Menurut Hasyim, kampanye di media cetak maupun elektronik baru bisa dilakukan 21 hari sebelum pencoblosan. Hal itu diatur dalam Pasal 276 UU Nomor 7 Tahun 2017 tentang Pemilu. "Jadi baru bisa dilakukan pada 21 hari, bagian akhir masa kampanye," katanya.
Hasyim mengatakan jika ada indikasi pelanggaran dalam hal ini maka selanjutnya akan ditangani oleh Badan Pengawas Pemilu (Bawaslu).

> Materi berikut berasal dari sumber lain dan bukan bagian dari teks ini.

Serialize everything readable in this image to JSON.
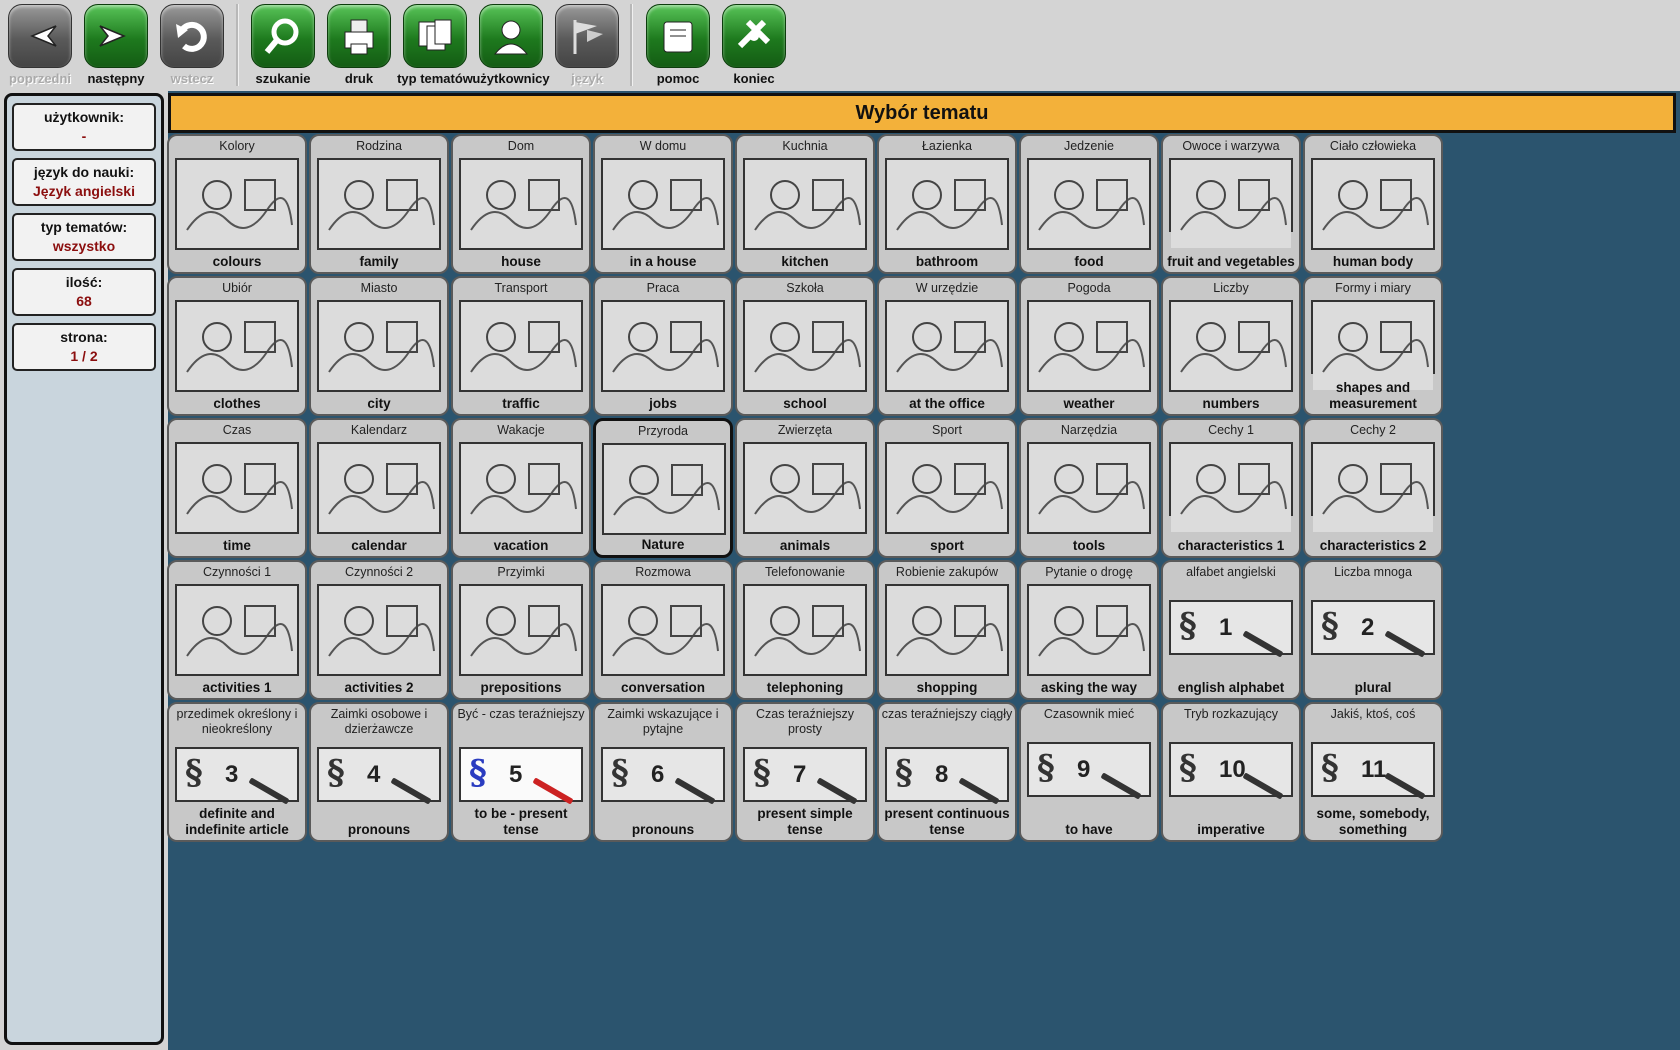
{
  "toolbar": {
    "buttons": [
      {
        "label": "poprzedni",
        "enabled": false,
        "icon": "arrow-left-icon"
      },
      {
        "label": "następny",
        "enabled": true,
        "icon": "arrow-right-icon"
      },
      {
        "label": "wstecz",
        "enabled": false,
        "icon": "undo-icon"
      },
      {
        "label": "szukanie",
        "enabled": true,
        "icon": "magnifier-icon"
      },
      {
        "label": "druk",
        "enabled": true,
        "icon": "printer-icon"
      },
      {
        "label": "typ tematów",
        "enabled": true,
        "icon": "documents-icon"
      },
      {
        "label": "użytkownicy",
        "enabled": true,
        "icon": "user-icon"
      },
      {
        "label": "język",
        "enabled": false,
        "icon": "flags-icon"
      },
      {
        "label": "pomoc",
        "enabled": true,
        "icon": "book-icon"
      },
      {
        "label": "koniec",
        "enabled": true,
        "icon": "exit-icon"
      }
    ]
  },
  "sidebar": {
    "user_title": "użytkownik:",
    "user_value": "-",
    "lang_title": "język do nauki:",
    "lang_value": "Język angielski",
    "type_title": "typ tematów:",
    "type_value": "wszystko",
    "count_title": "ilość:",
    "count_value": "68",
    "page_title": "strona:",
    "page_value": "1 / 2"
  },
  "main": {
    "title": "Wybór tematu",
    "tiles": [
      {
        "pl": "Kolory",
        "en": "colours"
      },
      {
        "pl": "Rodzina",
        "en": "family"
      },
      {
        "pl": "Dom",
        "en": "house"
      },
      {
        "pl": "W domu",
        "en": "in a house"
      },
      {
        "pl": "Kuchnia",
        "en": "kitchen"
      },
      {
        "pl": "Łazienka",
        "en": "bathroom"
      },
      {
        "pl": "Jedzenie",
        "en": "food"
      },
      {
        "pl": "Owoce i warzywa",
        "en": "fruit and vegetables"
      },
      {
        "pl": "Ciało człowieka",
        "en": "human body"
      },
      {
        "pl": "Ubiór",
        "en": "clothes"
      },
      {
        "pl": "Miasto",
        "en": "city"
      },
      {
        "pl": "Transport",
        "en": "traffic"
      },
      {
        "pl": "Praca",
        "en": "jobs"
      },
      {
        "pl": "Szkoła",
        "en": "school"
      },
      {
        "pl": "W urzędzie",
        "en": "at the office"
      },
      {
        "pl": "Pogoda",
        "en": "weather"
      },
      {
        "pl": "Liczby",
        "en": "numbers"
      },
      {
        "pl": "Formy i miary",
        "en": "shapes and measurement"
      },
      {
        "pl": "Czas",
        "en": "time"
      },
      {
        "pl": "Kalendarz",
        "en": "calendar"
      },
      {
        "pl": "Wakacje",
        "en": "vacation"
      },
      {
        "pl": "Przyroda",
        "en": "Nature",
        "selected": true
      },
      {
        "pl": "Zwierzęta",
        "en": "animals"
      },
      {
        "pl": "Sport",
        "en": "sport"
      },
      {
        "pl": "Narzędzia",
        "en": "tools"
      },
      {
        "pl": "Cechy 1",
        "en": "characteristics 1"
      },
      {
        "pl": "Cechy 2",
        "en": "characteristics 2"
      },
      {
        "pl": "Czynności 1",
        "en": "activities 1"
      },
      {
        "pl": "Czynności 2",
        "en": "activities 2"
      },
      {
        "pl": "Przyimki",
        "en": "prepositions"
      },
      {
        "pl": "Rozmowa",
        "en": "conversation"
      },
      {
        "pl": "Telefonowanie",
        "en": "telephoning"
      },
      {
        "pl": "Robienie zakupów",
        "en": "shopping"
      },
      {
        "pl": "Pytanie o drogę",
        "en": "asking the way"
      },
      {
        "pl": "alfabet angielski",
        "en": "english alphabet",
        "num": "1"
      },
      {
        "pl": "Liczba mnoga",
        "en": "plural",
        "num": "2"
      },
      {
        "pl": "przedimek określony i nieokreślony",
        "en": "definite and indefinite article",
        "num": "3"
      },
      {
        "pl": "Zaimki osobowe i dzierżawcze",
        "en": "pronouns",
        "num": "4"
      },
      {
        "pl": "Być - czas teraźniejszy",
        "en": "to be - present tense",
        "num": "5",
        "accent": true
      },
      {
        "pl": "Zaimki wskazujące i pytajne",
        "en": "pronouns",
        "num": "6"
      },
      {
        "pl": "Czas teraźniejszy prosty",
        "en": "present simple tense",
        "num": "7"
      },
      {
        "pl": "czas teraźniejszy ciągły",
        "en": "present continuous tense",
        "num": "8"
      },
      {
        "pl": "Czasownik mieć",
        "en": "to have",
        "num": "9"
      },
      {
        "pl": "Tryb rozkazujący",
        "en": "imperative",
        "num": "10"
      },
      {
        "pl": "Jakiś, ktoś, coś",
        "en": "some, somebody, something",
        "num": "11"
      }
    ]
  },
  "colors": {
    "main_bg": "#2b546e",
    "title_bg": "#f3b13a",
    "sidebar_bg": "#c9d5dd",
    "value_text": "#8b0e0e"
  }
}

Sebab, pengawasan dugaan pelanggaran dan sanksi merupakan ranah Bawaslu. "Tergantung nanti dari Bawaslu, terbuktinya apa," ucapnya.
Baca juga: Timses Jokowi Akan Kembalikan Sumbangan Jika Penyumbang Tak Jelas
Adapun, Wakil Ketua TKN Jokowi - Ma'ruf, Abdul Kadir Karding mengatakan langsung menyetop iklan penggalangan dana kampanye di media massa, karena diduga termasuk dalam pelanggaran kampanye. "Kami akan setop iklan itu kalau secara teknis diduga melanggar, karena ada citra dirinya. Kami sudah berkoordinasi dengan Bawaslu dan KPU," ujar Karding di Posko Cemara, Jakarta, Rabu kemarin.
Menurut Karding, berbagai dugaan pelanggaran kampanye tersebut terjadi karena kurangnya sosialisasi oleh lembaga penyelenggara pemilu. Sehingga, peserta pemilu tidak memiliki pemahaman yang detail soal aturan-aturan dalam Peraturan Komisi Pemilihan Umum (PKPU), bahkan bisa terjadi salah persepsi. "Aturan-aturan berkampanye ini terlalu njelimet," ujar Karding.